Coal. Image: Twitter/@ESIAfrica
Delays in procurement processes to get new coal contracts are behind the latest bout of nationwide load shedding by state power producer Eskom.
The utility’s spokeperson, Khulu Phasiwe, said several power stations were suffering supply shortages as a result of the cancellation of Eskom’s controversial contract with the Gupta-Zuma owned entity Tegeta.
Yesterday, the utility announced stage 1 load shedding as of midday to preserve emergency resources.
“Customers are advised to keep checking their load shedding schedules on the Eskom and their municipal website, and to plan on the assumption that load shedding will take place. We continue to appeal to residents and businesses to use electricity sparingly during this period.
“Please switch off geysers as well as all non-essential lighting and electricity appliances to assist in reducing demand.”
The announcement came after an energy analyst predicted the event, warning that Eskom’s stockpiles had declined significantly and the utility was headed towards a supply crisis.
This was despite the fact that the under-construction Medupi Power Station was sitting with a surplus stockpile, which is currently being used to supplement other stations, according to Phasiwe.
“We don’t have a coal problem at Medupi; the problem is at the other stations that were previously supplied by Tegeta.
“There are plans in place to sign 14 new coal contracts and, to date, we have signed 27 contracts in total.

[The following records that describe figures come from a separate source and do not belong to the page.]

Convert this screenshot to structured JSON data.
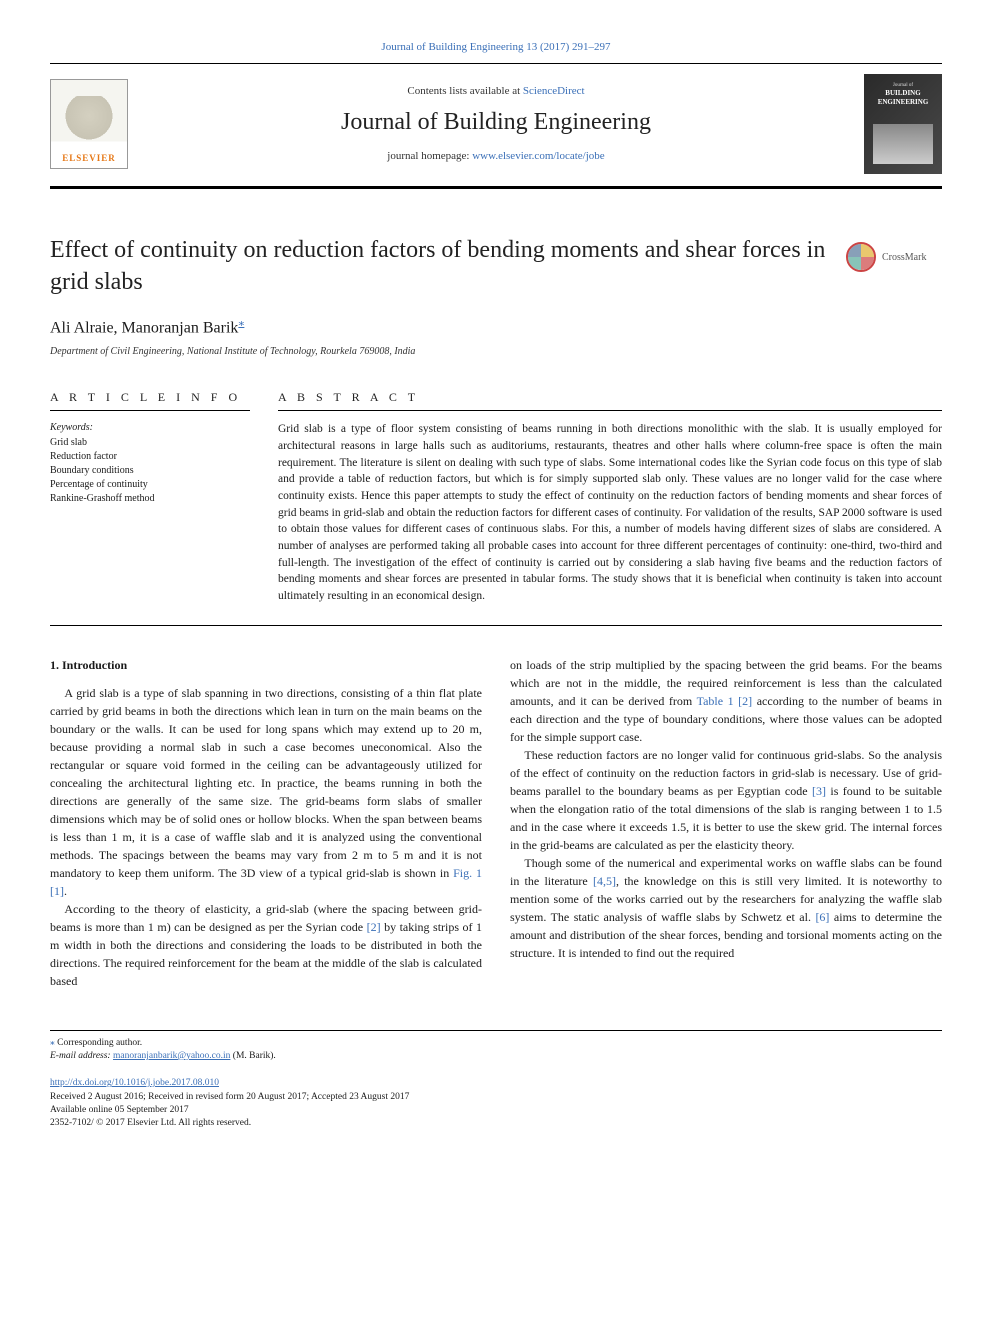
{
  "colors": {
    "link": "#3a6fb7",
    "text": "#1a1a1a",
    "elsevier_orange": "#e67817",
    "rule": "#000000",
    "background": "#ffffff"
  },
  "typography": {
    "body_family": "Times New Roman, serif",
    "journal_title_size_pt": 18,
    "article_title_size_pt": 18,
    "authors_size_pt": 12,
    "body_size_pt": 9,
    "abstract_size_pt": 8.5,
    "keywords_size_pt": 7.5,
    "footer_size_pt": 7
  },
  "header": {
    "top_link": "Journal of Building Engineering 13 (2017) 291–297",
    "contents_line_prefix": "Contents lists available at ",
    "contents_line_link": "ScienceDirect",
    "journal_title": "Journal of Building Engineering",
    "homepage_prefix": "journal homepage: ",
    "homepage_link": "www.elsevier.com/locate/jobe",
    "elsevier_text": "ELSEVIER",
    "cover_small_1": "Journal of",
    "cover_small_2": "BUILDING",
    "cover_small_3": "ENGINEERING"
  },
  "article": {
    "title": "Effect of continuity on reduction factors of bending moments and shear forces in grid slabs",
    "crossmark": "CrossMark",
    "authors": "Ali Alraie, Manoranjan Barik",
    "corr_symbol": "⁎",
    "affiliation": "Department of Civil Engineering, National Institute of Technology, Rourkela 769008, India"
  },
  "info": {
    "heading": "A R T I C L E  I N F O",
    "keywords_label": "Keywords:",
    "keywords": [
      "Grid slab",
      "Reduction factor",
      "Boundary conditions",
      "Percentage of continuity",
      "Rankine-Grashoff method"
    ]
  },
  "abstract": {
    "heading": "A B S T R A C T",
    "text": "Grid slab is a type of floor system consisting of beams running in both directions monolithic with the slab. It is usually employed for architectural reasons in large halls such as auditoriums, restaurants, theatres and other halls where column-free space is often the main requirement. The literature is silent on dealing with such type of slabs. Some international codes like the Syrian code focus on this type of slab and provide a table of reduction factors, but which is for simply supported slab only. These values are no longer valid for the case where continuity exists. Hence this paper attempts to study the effect of continuity on the reduction factors of bending moments and shear forces of grid beams in grid-slab and obtain the reduction factors for different cases of continuity. For validation of the results, SAP 2000 software is used to obtain those values for different cases of continuous slabs. For this, a number of models having different sizes of slabs are considered. A number of analyses are performed taking all probable cases into account for three different percentages of continuity: one-third, two-third and full-length. The investigation of the effect of continuity is carried out by considering a slab having five beams and the reduction factors of bending moments and shear forces are presented in tabular forms. The study shows that it is beneficial when continuity is taken into account ultimately resulting in an economical design."
  },
  "body": {
    "section_heading": "1. Introduction",
    "p1": "A grid slab is a type of slab spanning in two directions, consisting of a thin flat plate carried by grid beams in both the directions which lean in turn on the main beams on the boundary or the walls. It can be used for long spans which may extend up to 20 m, because providing a normal slab in such a case becomes uneconomical. Also the rectangular or square void formed in the ceiling can be advantageously utilized for concealing the architectural lighting etc. In practice, the beams running in both the directions are generally of the same size. The grid-beams form slabs of smaller dimensions which may be of solid ones or hollow blocks. When the span between beams is less than 1 m, it is a case of waffle slab and it is analyzed using the conventional methods. The spacings between the beams may vary from 2 m to 5 m and it is not mandatory to keep them uniform. The 3D view of a typical grid-slab is shown in ",
    "p1_cite1": "Fig. 1",
    "p1_cite2": " [1]",
    "p1_end": ".",
    "p2a": "According to the theory of elasticity, a grid-slab (where the spacing between grid-beams is more than 1 m) can be designed as per the Syrian code ",
    "p2_cite1": "[2]",
    "p2b": " by taking strips of 1 m width in both the directions and considering the loads to be distributed in both the directions. The required reinforcement for the beam at the middle of the slab is calculated based",
    "p3a": "on loads of the strip multiplied by the spacing between the grid beams. For the beams which are not in the middle, the required reinforcement is less than the calculated amounts, and it can be derived from ",
    "p3_cite1": "Table 1",
    "p3_cite2": " [2]",
    "p3b": " according to the number of beams in each direction and the type of boundary conditions, where those values can be adopted for the simple support case.",
    "p4a": "These reduction factors are no longer valid for continuous grid-slabs. So the analysis of the effect of continuity on the reduction factors in grid-slab is necessary. Use of grid-beams parallel to the boundary beams as per Egyptian code ",
    "p4_cite1": "[3]",
    "p4b": " is found to be suitable when the elongation ratio of the total dimensions of the slab is ranging between 1 to 1.5 and in the case where it exceeds 1.5, it is better to use the skew grid. The internal forces in the grid-beams are calculated as per the elasticity theory.",
    "p5a": "Though some of the numerical and experimental works on waffle slabs can be found in the literature ",
    "p5_cite1": "[4,5]",
    "p5b": ", the knowledge on this is still very limited. It is noteworthy to mention some of the works carried out by the researchers for analyzing the waffle slab system. The static analysis of waffle slabs by Schwetz et al. ",
    "p5_cite2": "[6]",
    "p5c": " aims to determine the amount and distribution of the shear forces, bending and torsional moments acting on the structure. It is intended to find out the required"
  },
  "footer": {
    "corr": "Corresponding author.",
    "email_label": "E-mail address:",
    "email": "manoranjanbarik@yahoo.co.in",
    "email_tail": " (M. Barik).",
    "doi": "http://dx.doi.org/10.1016/j.jobe.2017.08.010",
    "received": "Received 2 August 2016; Received in revised form 20 August 2017; Accepted 23 August 2017",
    "available": "Available online 05 September 2017",
    "copyright": "2352-7102/ © 2017 Elsevier Ltd. All rights reserved."
  }
}
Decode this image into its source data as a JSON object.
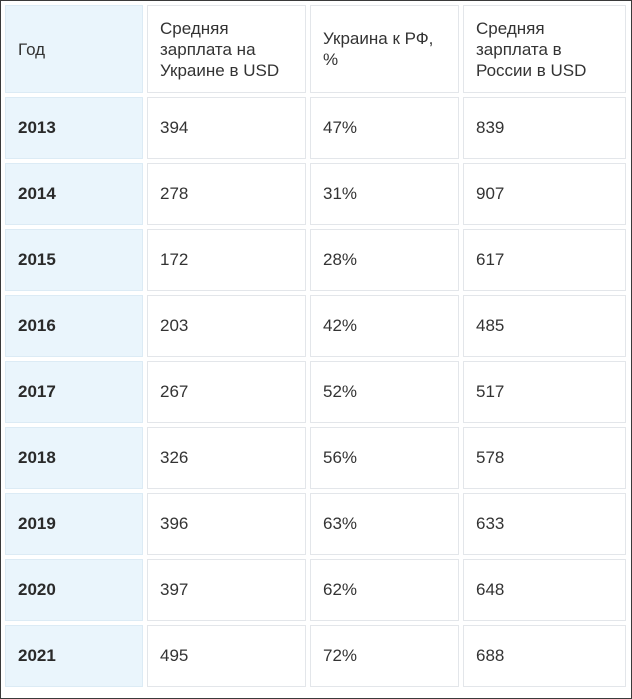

“Hopefully all of these things will be alleviated by then and we are looking at stockpile levels improving by the end of March next year,” Phasiwe said.
Meanwhile, the National Energy Regulator of SA (Nersa) was receiving public submissions after the cash-strapped utility applied for a 15% tariff increase in October, which would last for the next three years.
ALSO READ: Load shedding returns as Eskom implements stage one
The utility also applied for retroactive shortfall funding via a regulatory clearing account (RCA) application of R21.6 billion for the fifth year (2017/18) of the MYPD 3 period.
The Nersa MYPD (multi-year price determination) methodology requires Eskom, after financial year end, to submit its RCA application to Nersa, based on efficient and prudent costs reflected.
The RCA is an account in which all potential adjustments to Eskom’s allowed revenue have been approved by Nersa.